German lawmakers on Friday approved a massive 750-billion-euro ($885-billion) EU coronavirus recovery fund, breaking a taboo against pooled debt to get the bloc back on the road to growth.

German Chancellor Angela Merkel accepts her vote after being re-elected as chancellor during a session of the German lower house of parliament Bundestag in Berlin, Germany.

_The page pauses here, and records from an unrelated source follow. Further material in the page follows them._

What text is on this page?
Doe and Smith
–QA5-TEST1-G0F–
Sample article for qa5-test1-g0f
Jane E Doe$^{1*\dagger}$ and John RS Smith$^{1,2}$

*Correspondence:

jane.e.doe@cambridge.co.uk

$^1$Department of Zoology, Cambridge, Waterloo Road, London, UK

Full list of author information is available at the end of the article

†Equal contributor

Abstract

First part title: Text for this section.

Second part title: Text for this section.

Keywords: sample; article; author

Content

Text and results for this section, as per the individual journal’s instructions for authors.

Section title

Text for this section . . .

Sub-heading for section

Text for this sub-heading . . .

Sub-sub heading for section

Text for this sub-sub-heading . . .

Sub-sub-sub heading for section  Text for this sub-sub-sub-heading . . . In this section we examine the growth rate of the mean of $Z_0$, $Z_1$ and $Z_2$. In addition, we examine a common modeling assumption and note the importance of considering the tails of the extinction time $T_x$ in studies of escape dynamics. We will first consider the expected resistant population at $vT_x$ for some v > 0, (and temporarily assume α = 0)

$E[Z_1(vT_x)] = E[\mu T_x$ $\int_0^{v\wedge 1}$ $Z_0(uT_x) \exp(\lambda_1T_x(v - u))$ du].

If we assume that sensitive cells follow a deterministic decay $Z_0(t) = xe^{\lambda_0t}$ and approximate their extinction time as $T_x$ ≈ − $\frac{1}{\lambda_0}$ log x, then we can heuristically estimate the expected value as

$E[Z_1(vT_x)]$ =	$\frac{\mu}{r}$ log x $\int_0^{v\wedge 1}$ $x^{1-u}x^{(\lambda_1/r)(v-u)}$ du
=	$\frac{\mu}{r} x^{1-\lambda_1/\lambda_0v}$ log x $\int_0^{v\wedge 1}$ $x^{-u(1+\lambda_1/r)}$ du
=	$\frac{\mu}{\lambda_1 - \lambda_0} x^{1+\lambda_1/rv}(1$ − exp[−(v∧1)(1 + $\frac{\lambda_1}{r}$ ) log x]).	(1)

PHOTO: Reuters

German lawmakers on Friday approved a massive 750-billion-euro ($885-billion) EU coronavirus recovery fund, breaking a taboo against pooled debt to get the bloc back on the road to growth.

After the lower house of parliament approved the fund on Thursday, the upper house Bundesrat passed it on Friday.

The massive fund is part of a 1.8-trillion-euro budget up to 2027 agreed by the EU’s 27 members in December.

“The vote is a clear signal for European solidarity and strength,” said Finance Minister Olaf Scholz, stressing that it was in Germany’s interest that the entire bloc emerged strong from the crisis.

“A powerful recovery in Europe is an important prerequisite for Germany’s own economic success and prosperity,” he said.

President Frank-Walter Steinmeier would finish the formal ratification process when he signs the document.

Germany’s far-right AfD party has however vowed to file a challenge at the constitutional court, which might delay Steinmeier’s signing.

Chancellor Angela Merkel sketched out the fund along with French President Emmanuel Macron in May.

The move to offer outright grants to EU countries hit hardest by the pandemic, such as Italy, smashed long-held stereotypes of Germany as a “frugal” country staunchly opposed to taking responsibility for others’ debt.

But faced with a pandemic which spared no one, Europe’s biggest economy crossed several red lines to pull itself out of a crippling recession.

It also suspended a constitutional rule that blocks the government from incurring new debt for 2020 and 2021.

Berlin, which intends to borrow a record 240.2 billion euros in 2021, is now seeking a halt to the no-new-borrowings rule for a third consecutive year in 2022.